High-affinity allergen-specific human antibodies cloned from single IgE B cell transcriptomes (1)
The recognition of allergenic food proteins by IgE antibodies can lead to symptoms ranging from urticaria to potentially fatal anaphylaxis.
A plate-based single-cell RNA sequencing (scRNA-seq) on B cells isolated from peripheral blood of six food-allergic individuals was performed. The isotype identity of each B cell was determined post hoc using the bioinformatic assembly of its heavy chain sequence from scRNA-seq reads. In total, 973 B cells were analyzed, of which 89 were IgE.
Principal components analysis of normalized gene expression separated B cells into two distinct clusters identifiable as plasmablasts (PBs) and naïve/memory B cells. Circulating IgE B cells overwhelmingly belonged to the PB subset. The number of circulating IgE B cells for each individual correlated with total plasma IgE levels. A similar phenomenon has been noted in atopic individuals and individuals with hyper-IgE syndrome.

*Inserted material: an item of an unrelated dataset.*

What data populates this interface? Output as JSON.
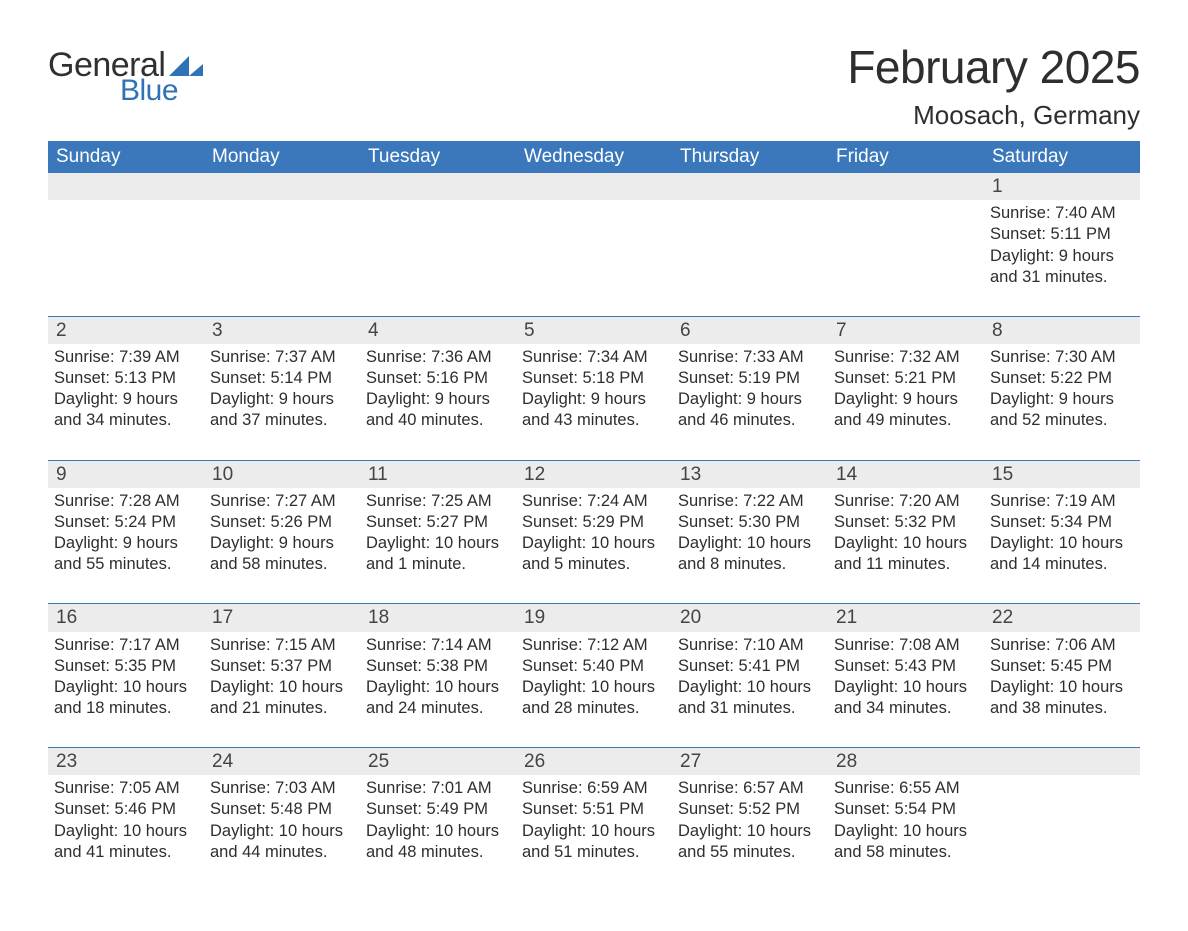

Antibody heavy chain variable region (VH) gene usage as well as mutation frequency varied widely. A host of major histocompatibility complex (MHC) genes were robustly up-regulated in IgE PBs relative to PBs of other isotypes.

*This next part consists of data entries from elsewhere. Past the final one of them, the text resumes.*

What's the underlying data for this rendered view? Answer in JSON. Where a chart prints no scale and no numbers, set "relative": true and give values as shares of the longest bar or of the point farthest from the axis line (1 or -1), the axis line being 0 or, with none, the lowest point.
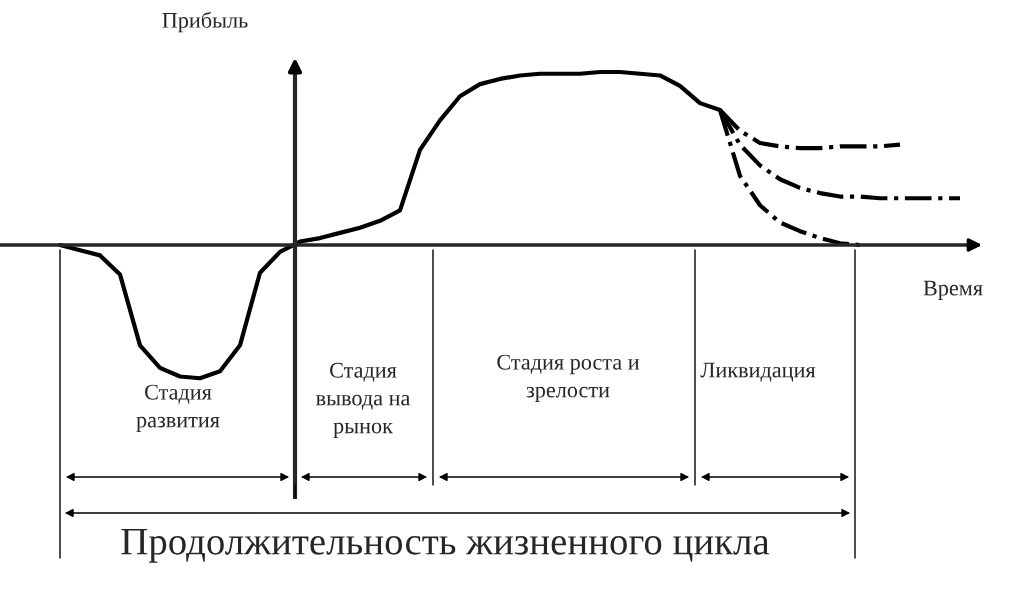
{
  "chart_data": {
    "type": "line",
    "relative": true,
    "xlabel": "Время",
    "ylabel": "Прибыль",
    "categories": [
      null,
      null,
      null,
      null,
      null,
      null,
      null,
      null,
      null,
      null,
      null,
      null,
      null,
      null,
      null,
      null,
      null,
      null,
      null,
      null,
      null,
      null,
      null,
      null,
      null,
      null,
      null,
      null,
      null,
      null,
      null,
      null,
      null,
      null,
      null,
      null,
      null,
      null,
      null,
      null,
      null,
      null,
      null,
      null,
      null,
      null
    ],
    "series": [
      {
        "color": "#000000",
        "line_style": "solid",
        "values": [
          0,
          -0.03,
          -0.06,
          -0.17,
          -0.58,
          -0.71,
          -0.76,
          -0.77,
          -0.73,
          -0.58,
          -0.16,
          -0.04,
          0.02,
          0.04,
          0.07,
          0.1,
          0.14,
          0.2,
          0.55,
          0.72,
          0.86,
          0.93,
          0.96,
          0.98,
          0.99,
          0.99,
          0.99,
          1.0,
          1.0,
          0.99,
          0.98,
          0.92,
          0.82,
          0.78,
          null,
          null,
          null,
          null,
          null,
          null,
          null,
          null,
          null,
          null,
          null,
          null
        ]
      },
      {
        "color": "#000000",
        "line_style": "dashed",
        "values": [
          null,
          null,
          null,
          null,
          null,
          null,
          null,
          null,
          null,
          null,
          null,
          null,
          null,
          null,
          null,
          null,
          null,
          null,
          null,
          null,
          null,
          null,
          null,
          null,
          null,
          null,
          null,
          null,
          null,
          null,
          null,
          null,
          null,
          0.78,
          0.66,
          0.59,
          0.57,
          0.56,
          0.56,
          0.57,
          0.57,
          0.57,
          0.58,
          null,
          null,
          null
        ]
      },
      {
        "color": "#000000",
        "line_style": "dashed",
        "values": [
          null,
          null,
          null,
          null,
          null,
          null,
          null,
          null,
          null,
          null,
          null,
          null,
          null,
          null,
          null,
          null,
          null,
          null,
          null,
          null,
          null,
          null,
          null,
          null,
          null,
          null,
          null,
          null,
          null,
          null,
          null,
          null,
          null,
          0.78,
          0.58,
          0.46,
          0.38,
          0.33,
          0.3,
          0.28,
          0.28,
          0.27,
          0.27,
          0.27,
          0.27,
          0.27
        ]
      },
      {
        "color": "#000000",
        "line_style": "dashed",
        "values": [
          null,
          null,
          null,
          null,
          null,
          null,
          null,
          null,
          null,
          null,
          null,
          null,
          null,
          null,
          null,
          null,
          null,
          null,
          null,
          null,
          null,
          null,
          null,
          null,
          null,
          null,
          null,
          null,
          null,
          null,
          null,
          null,
          null,
          0.78,
          0.4,
          0.23,
          0.13,
          0.08,
          0.04,
          0.01,
          0.0,
          null,
          null,
          null,
          null,
          null
        ]
      }
    ],
    "annotations": [
      "Стадия\nразвития",
      "Стадия\nвывода на\nрынок",
      "Стадия роста и\nзрелости",
      "Ликвидация",
      "Продолжительность жизненного цикла"
    ]
  }
}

Elements of classical germinal center phenomena such as somatic hypermutation, class switching, and fate determination were observed. Three were IgE PBs from individual PA12 and three were IgE PBs from individual PA13.
The antibodies produced by these six cells were highly similar in VH and VL sequences and all used the IGHV3-30*18 and IGHJ6*02 VH genes as well as the IGKV3-20*01 and IGKJ2*01 VL genes. All six antibodies were cross-reactive: They bound strongly to Ara h 2, moderately to Ara h 3, and very weakly to Ara h 1. These antibodies have high affinity; dissociation constants determined by biolayer interferometry for Ara h 2 and Ara h 3 were as low as picomolar and subnanomolar, respectively.